Ülkemizde Mahalli Seçimler sonrası bakıyoruz bazı belediye başkanları görevi aldıkları zaman belediyenin önüne belediye’nin mali durumunu belirten listeleri asıyor.

Şeffaf bir görüntü sergiliyor. Böyle olduğu zaman  halk “ Paralar nereye gidiyor” Diye endişe etmez.

Yerli yersiz dedikodulara son verilir.

Bunlar her vatandaşın arzuladığı uygulamalar.

Dilerim her belediyede böyle  halka  güven verecek  hesap dökümünü ortaya çıkarıp kamuoyunu duyurur.

Hal böyle olunca, halk arasındaki dedikodular da son bulur.

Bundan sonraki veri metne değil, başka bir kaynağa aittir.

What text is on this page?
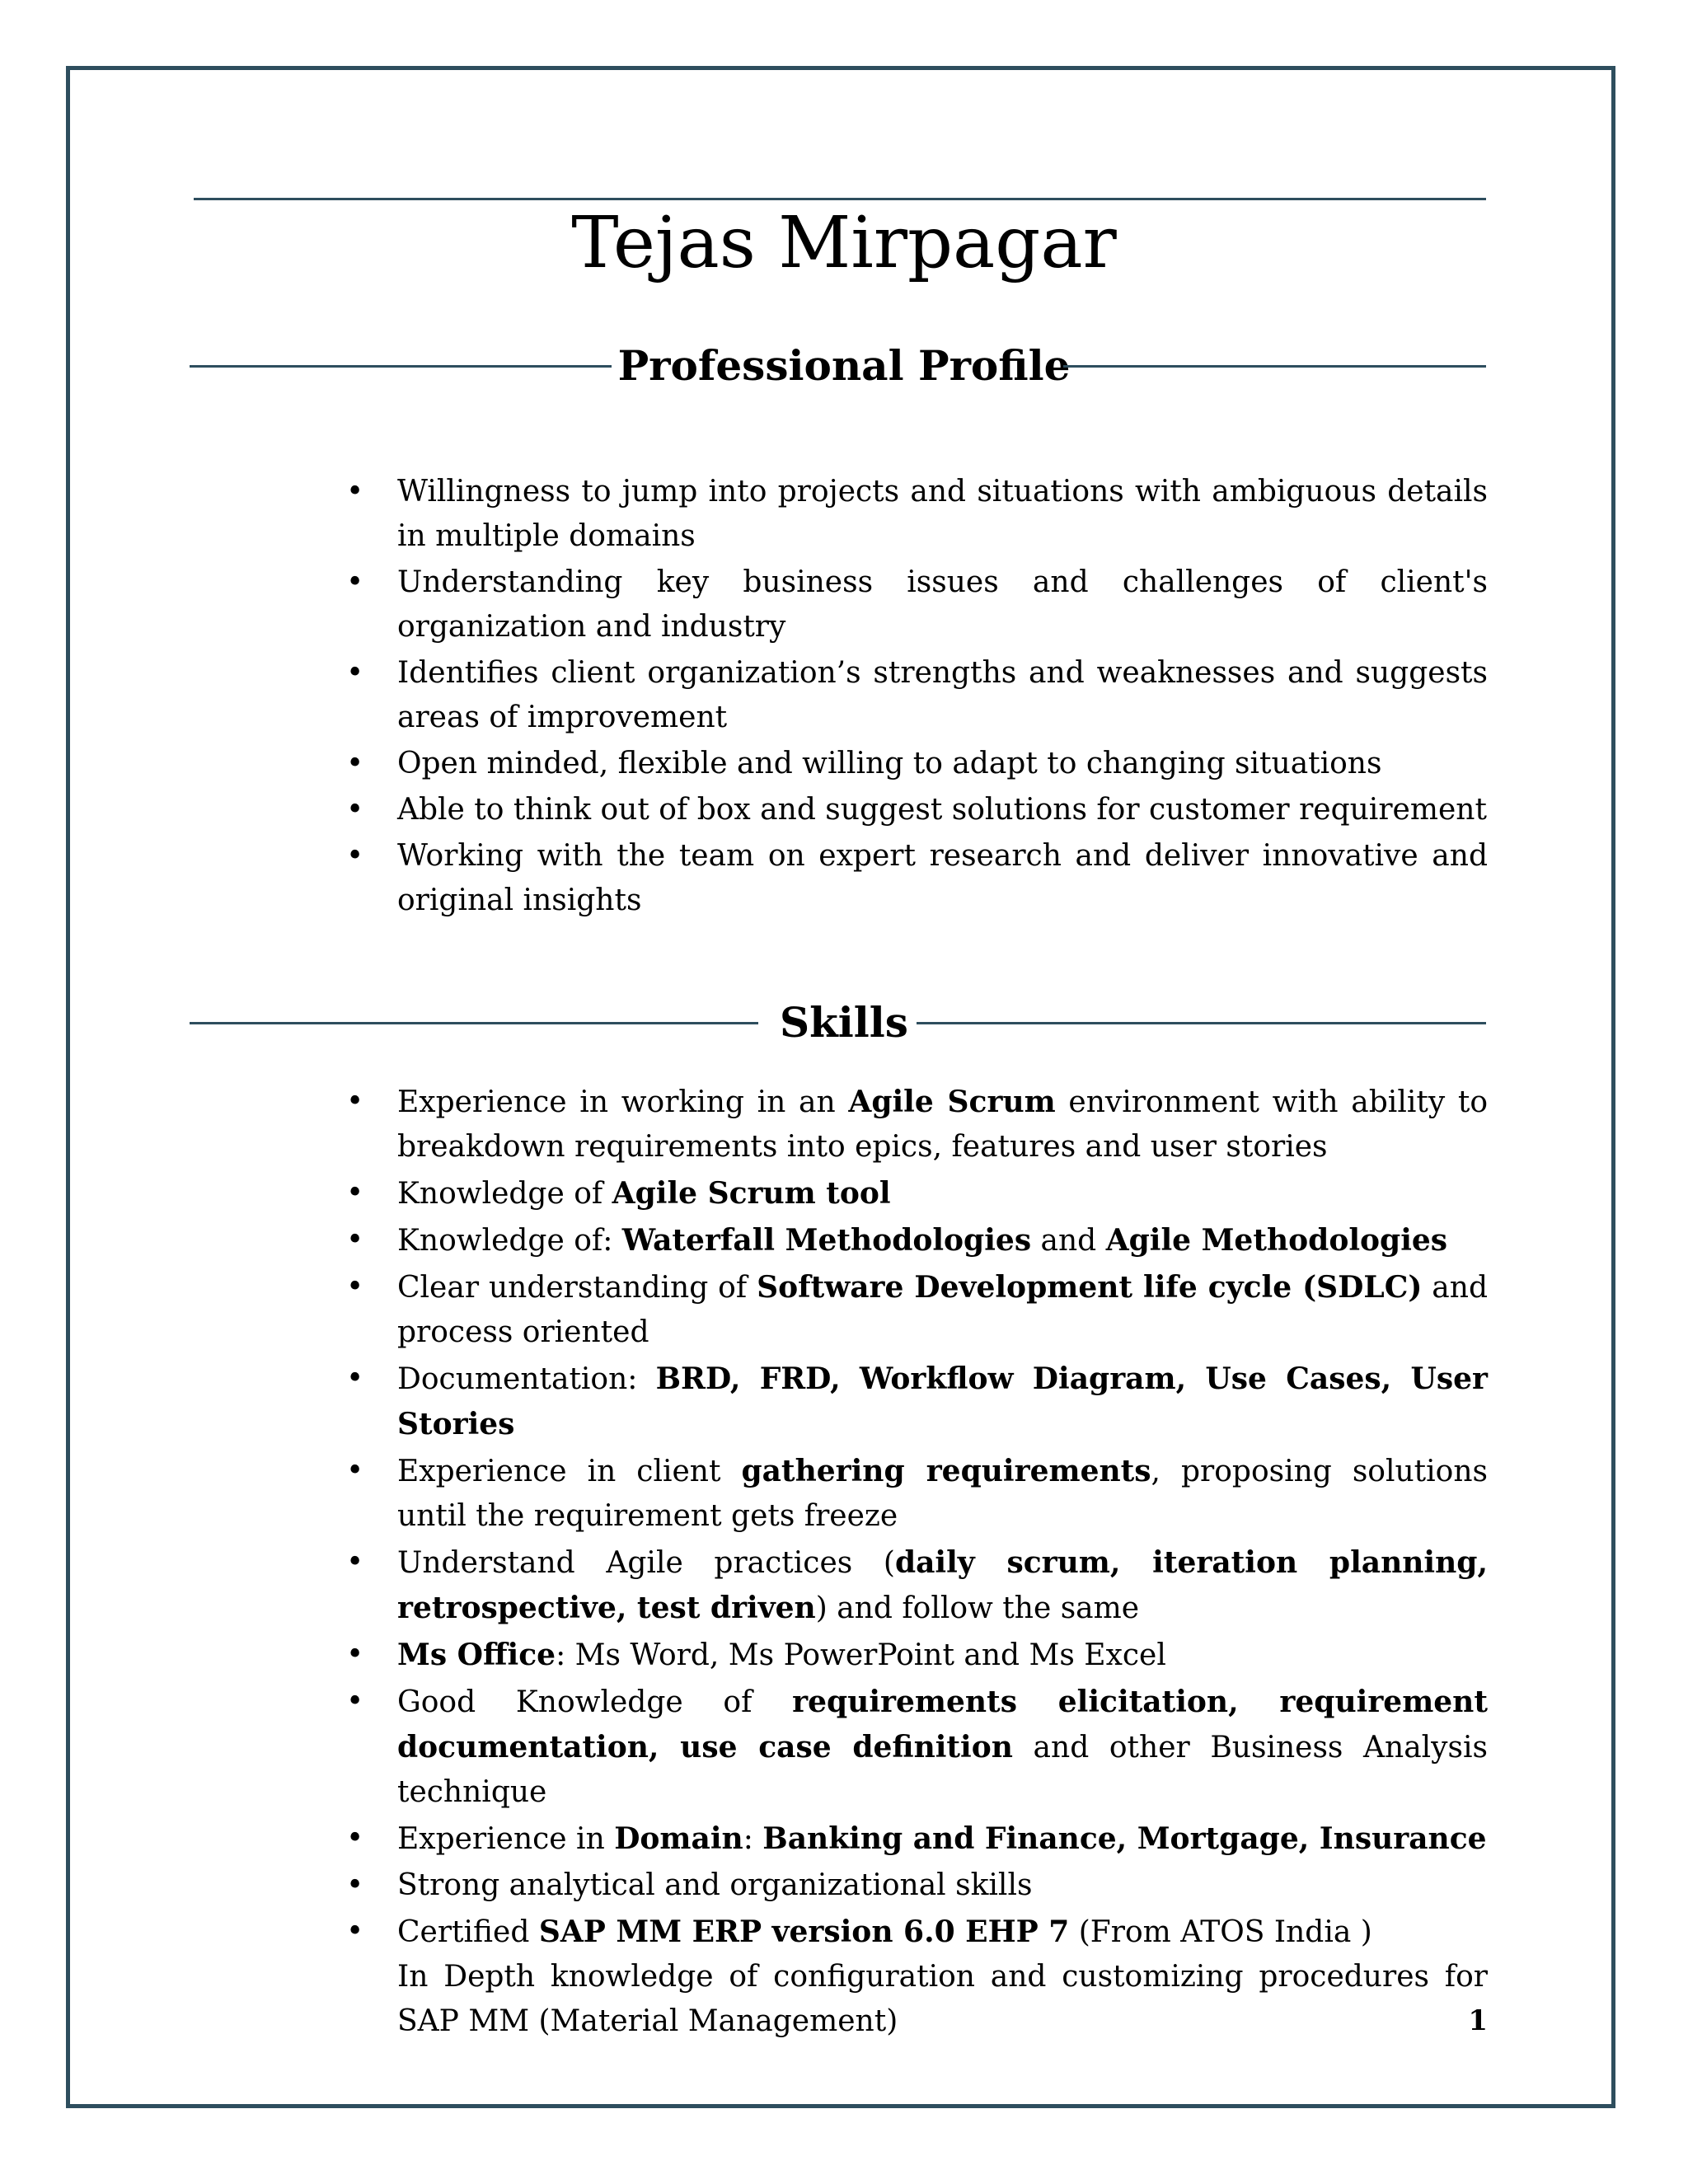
Tejas Mirpagar
Professional Profile
• Willingness to jump into projects and situations with ambiguous details in multiple domains
• Understanding key business issues and challenges of client's organization and industry
• Identifies client organization’s strengths and weaknesses and suggests areas of improvement
• Open minded, flexible and willing to adapt to changing situations
• Able to think out of box and suggest solutions for customer requirement
• Working with the team on expert research and deliver innovative and original insights
Skills
• Experience in working in an Agile Scrum environment with ability to breakdown requirements into epics, features and user stories
• Knowledge of Agile Scrum tool
• Knowledge of: Waterfall Methodologies and Agile Methodologies
• Clear understanding of Software Development life cycle (SDLC) and process oriented
• Documentation: BRD, FRD, Workflow Diagram, Use Cases, User Stories
• Experience in client gathering requirements, proposing solutions until the requirement gets freeze
• Understand Agile practices (daily scrum, iteration planning, retrospective, test driven) and follow the same
• Ms Office: Ms Word, Ms PowerPoint and Ms Excel
• Good Knowledge of requirements elicitation, requirement documentation, use case definition and other Business Analysis technique
• Experience in Domain: Banking and Finance, Mortgage, Insurance
• Strong analytical and organizational skills
• Certified SAP MM ERP version 6.0 EHP 7 (From ATOS India )
In Depth knowledge of configuration and customizing procedures for SAP MM (Material Management)	1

Bu uygulamayı başlatan belediyeleri  şeffaflık konusunu başlattıkları için kutlamak gerekir.

Dilerim bu uygulama ülke genelinde yaygınlaşır.

Bu örnekleri gördükten sonra halkın da bu konuda istekleri artacaktır.

ALTIN YUMURTLAYAN TAVUĞU KESMEYELİM

Halkımız arasında  yaygın olan görüşe göre,  yararlı olan bir hizmetin,işlerin  kıymeti bilinip, onun  yok edilmesine mani olunması mealinde   ” Altın Yumurtlayan tavuk kesilmemeli” özdeyişi kullanılır.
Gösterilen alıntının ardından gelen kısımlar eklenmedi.